How to Build Your Disaster Recovery Plan
Make a risk assessment
Before conducting a risk assessment, you should obtain an inventory of your assets.
The next step in the process is to classify your data and applications according to their criticality.
Document and announce your plan
This is also very important, especially in a disaster scenario.
Apply the backup rule 3-2-1
This rule is the guiding principle for backup data and disaster recovery time.
Why Is Disaster Recovery Significant?
Disasters can cause many types of damage with varying severity, depending on the scenario. Short-term network outages can result in frustrated customers and some loss of e-commerce system business.
Let’s take a closer look at the advanced data protection features that can quickly get your customers up and running, in the event of a disaster.
4 Advanced Data Protection Features of Disaster Recovery
Here are four things you need to include in your disaster recovery plan and process to ensure your business continuity.
- Know Your Threats
Learn about the history of your business, industry, and region and write down the threats you are likely to face. These should include natural disasters, geopolitical events such as wars or civil unrest, failure of critical equipment such as servers, internet connections, or software, and cyber-attacks that are likely to affect your type of business.
- Know Your Assets
It is vital to be comprehensive. Assemble your team and make an extensive list of essential assets for business operations such as network equipment, servers, workstations, software, cloud services, smartphones, and more in the IT field. Once you have your list, categorize items by:
- Critical tools without which your business can not operate – for example, an email server
- Essential tools that can seriously interfere with some activities – for example, a projector used for presentations
- Other means that will not have a significant impact on the business – for example, the recreation system used by employees during the lunch break
- Replicate Data
The cornerstone of almost any disaster recovery plan is to replicate data. While many businesses schedule periodic data backups, the preferred approach is to replicate data on another disaster recovery system continuously.
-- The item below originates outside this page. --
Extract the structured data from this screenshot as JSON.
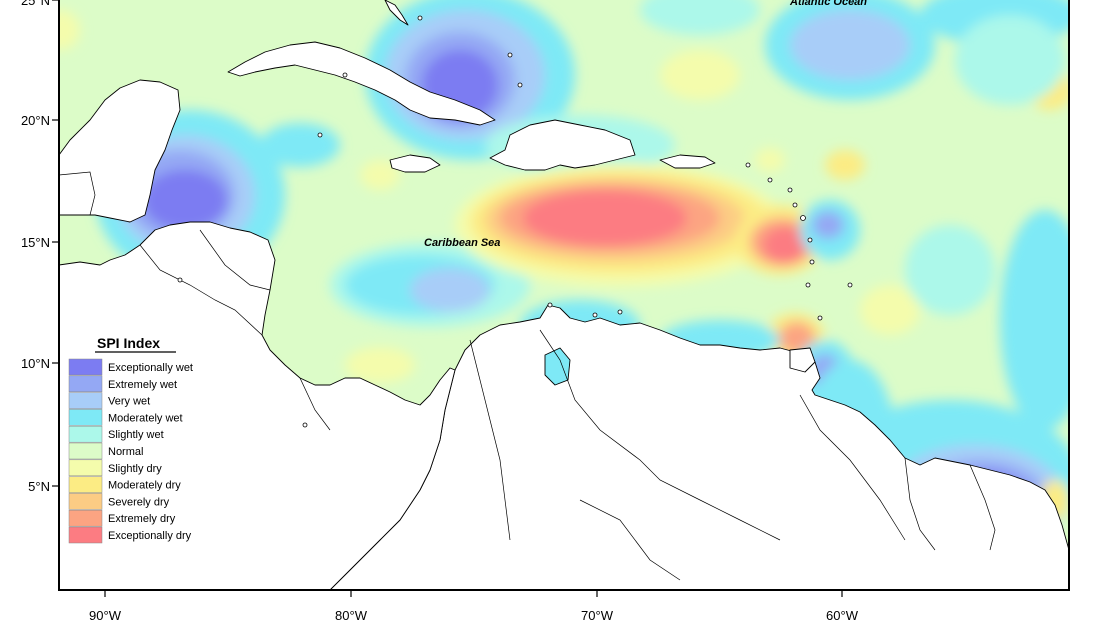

- Backups and Restoration of Services
Just as business systems can fail in a disaster, so can backups. There are many horror stories of organizations with a backup plan in place, which then discovered too late that their backups were not working correctly.
A configuration problem, software error, or hardware malfunction can make your backups useless, and you may never know it unless you test them.
When there is a disaster, disruption, ransom strike, or other disruption, you need to be able to get your organization back online quickly. That means you are always ready for anything.
And given the rapid changes in today’s IT environment, being ready may not be something you can afford to do on a yearly or even quarterly basis.
It must be a daily focus, and practicing the advanced data protection features can get your customer up and running quickly in a disaster.